Mr FINCH - When the honourable Leader mentioned it, and you said 'read the whole quote'. I have a lot of admiration for the commissioner. He would be as concerned as any parent and any grandparent to try to get the best outcome. He does not want to criminalise all the young people in our community, giving them a police record that means they cannot travel overseas and cannot get a job. He is not silly. He is not going to say, 'We must have law and order here and mandatory sentencing at the same time'. I jest. Apologies.
He would want to find solutions. He will be observing this. He will have his own people there watching. The drug squad and others will be there to try to find how we can best deal with this situation.
I think you might have said, honourable Leader, that we might be served better by educating our young people.
I am not going to bang on about this much now, but if we get around to a cigarette debate, I will talk about the times I have been to the Education minister to push the notion of life education. We are the only state in Australia that does not have it. We had it at one stage, unsuccessfully. If we are looking for ways to empower our children to make proper decisions, we must give them the wherewithal to make decisions, whether for ill or good. At least we can say, as legislators, as members of parliament, that we have given them the opportunity by introducing life education in schools and at kindergarten. That is where it starts, not at high school, or later on in life, or when they commit their first offence and they have to be counselled. Give them the equipment, the knowledge and the tools at kindergarten. That is what life education does. It goes with them incrementally through their years of schooling and they develop more interest in the subject.

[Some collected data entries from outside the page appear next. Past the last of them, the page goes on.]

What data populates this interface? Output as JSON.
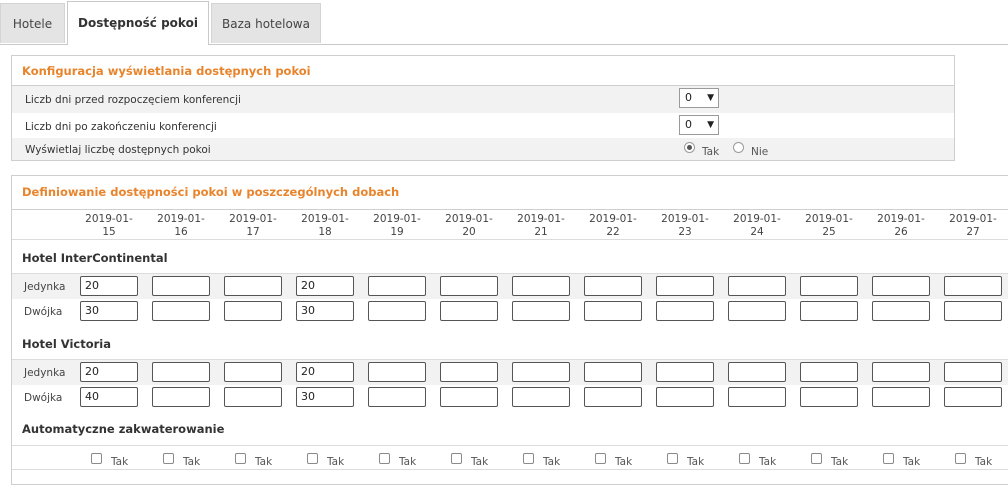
{
  "tabs": [
    {
      "label": "Hotele",
      "active": false
    },
    {
      "label": "Dostępność pokoi",
      "active": true
    },
    {
      "label": "Baza hotelowa",
      "active": false
    }
  ],
  "config": {
    "title": "Konfiguracja wyświetlania dostępnych pokoi",
    "rows": [
      {
        "label": "Liczb dni przed rozpoczęciem konferencji",
        "type": "select",
        "value": "0"
      },
      {
        "label": "Liczb dni po zakończeniu konferencji",
        "type": "select",
        "value": "0"
      },
      {
        "label": "Wyświetlaj liczbę dostępnych pokoi",
        "type": "radio",
        "options": [
          "Tak",
          "Nie"
        ],
        "selected": "Tak"
      }
    ]
  },
  "definitions": {
    "title": "Definiowanie dostępności pokoi w poszczególnych dobach",
    "dates": [
      [
        "2019-01-",
        "15"
      ],
      [
        "2019-01-",
        "16"
      ],
      [
        "2019-01-",
        "17"
      ],
      [
        "2019-01-",
        "18"
      ],
      [
        "2019-01-",
        "19"
      ],
      [
        "2019-01-",
        "20"
      ],
      [
        "2019-01-",
        "21"
      ],
      [
        "2019-01-",
        "22"
      ],
      [
        "2019-01-",
        "23"
      ],
      [
        "2019-01-",
        "24"
      ],
      [
        "2019-01-",
        "25"
      ],
      [
        "2019-01-",
        "26"
      ],
      [
        "2019-01-",
        "27"
      ]
    ],
    "hotels": [
      {
        "name": "Hotel InterContinental",
        "rooms": [
          {
            "label": "Jedynka",
            "values": [
              "20",
              "",
              "",
              "20",
              "",
              "",
              "",
              "",
              "",
              "",
              "",
              "",
              ""
            ]
          },
          {
            "label": "Dwójka",
            "values": [
              "30",
              "",
              "",
              "30",
              "",
              "",
              "",
              "",
              "",
              "",
              "",
              "",
              ""
            ]
          }
        ]
      },
      {
        "name": "Hotel Victoria",
        "rooms": [
          {
            "label": "Jedynka",
            "values": [
              "20",
              "",
              "",
              "20",
              "",
              "",
              "",
              "",
              "",
              "",
              "",
              "",
              ""
            ]
          },
          {
            "label": "Dwójka",
            "values": [
              "40",
              "",
              "",
              "30",
              "",
              "",
              "",
              "",
              "",
              "",
              "",
              "",
              ""
            ]
          }
        ]
      }
    ],
    "auto": {
      "title": "Automatyczne zakwaterowanie",
      "checkbox_label": "Tak"
    }
  }
}
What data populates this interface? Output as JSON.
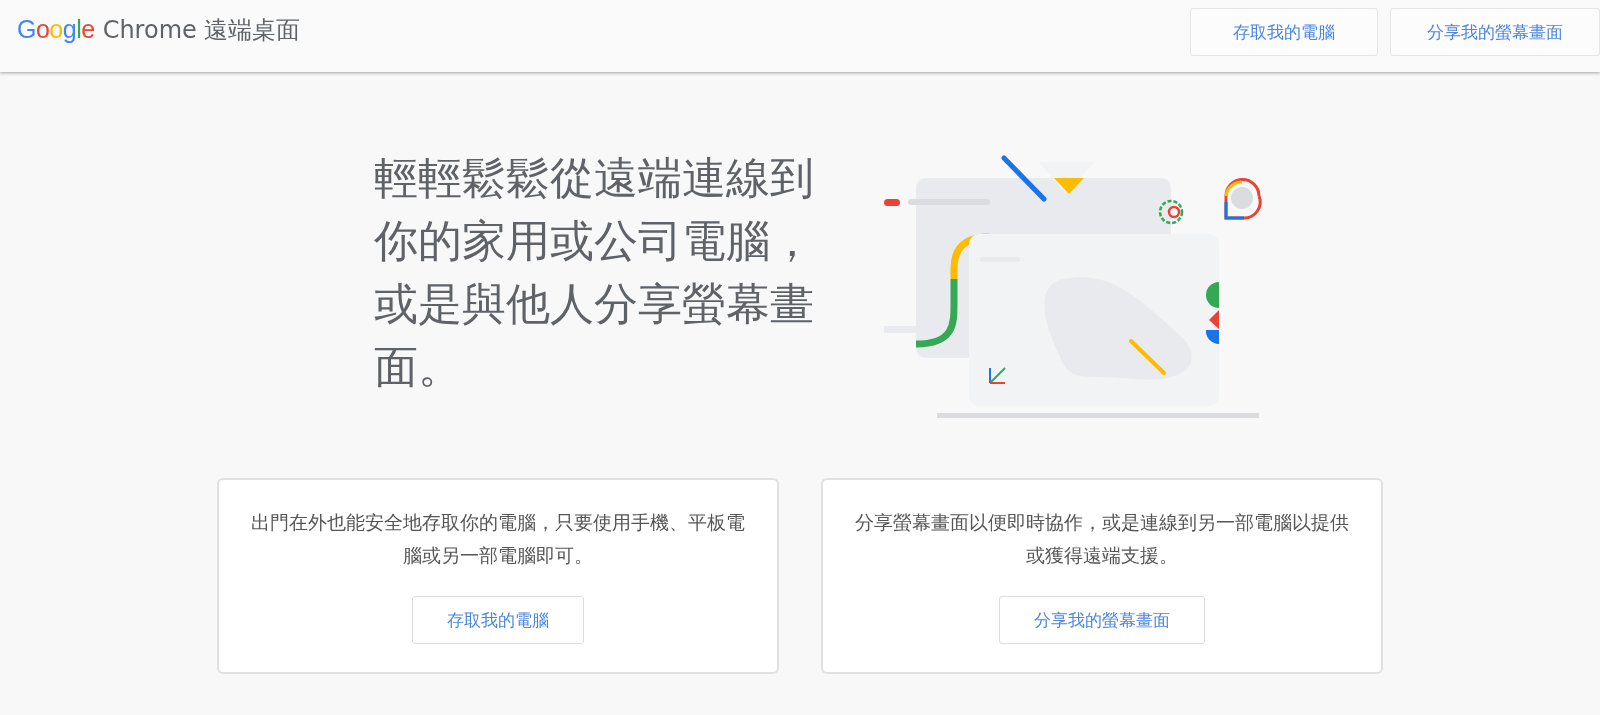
{
  "header": {
    "logo": "Google",
    "product": "Chrome 遠端桌面",
    "buttons": [
      "存取我的電腦",
      "分享我的螢幕畫面"
    ]
  },
  "hero": {
    "headline": "輕輕鬆鬆從遠端連線到你的家用或公司電腦，或是與他人分享螢幕畫面。"
  },
  "cards": [
    {
      "text": "出門在外也能安全地存取你的電腦，只要使用手機、平板電腦或另一部電腦即可。",
      "button": "存取我的電腦"
    },
    {
      "text": "分享螢幕畫面以便即時協作，或是連線到另一部電腦以提供或獲得遠端支援。",
      "button": "分享我的螢幕畫面"
    }
  ]
}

The classic example, when we get around to smoking, member for Windermere, is the Bob Newhart comedy skit they use in life education. Sir Walter Raleigh returns from the provinces and he is either speaking to Elizabeth I, or whoever was controlling England, and he is trying to explain how he found this new thing called 'tobacco'. The person says, 'Well, what do you do with it?' He replied, 'You dry it out and then you crush it up and roll it up in a piece of paper'. 'Oh, that is good, what do you do then?' 'Well, you put it in your mouth.' 'And then what?' 'Then you light it'. 'Yes, then what do you do with it?' 'You breathe it in.' 'Does that not make you cough?' 'Oh, yes, sure, it makes you really cough.'
Anyway, I will get the script. Life education used that example when trying to show kids what this nicotine habit is all about. Life education helps kids during the junior years, when their peers are trying to influence them to head down a path that they should not go, at least to have the knowledge of how to make a proper decision about what the impact of this is and what it will mean for their lives. They will have been taught that in schools at that really impressionable age.
I support this motion. We need to discuss this matter. The member for Murchison who brought it forward has put some work into it. I salute that. I am happy to support the motion. I think it is on the right track. We may not get the result that the member is after from the Government, but it is a terrific signal.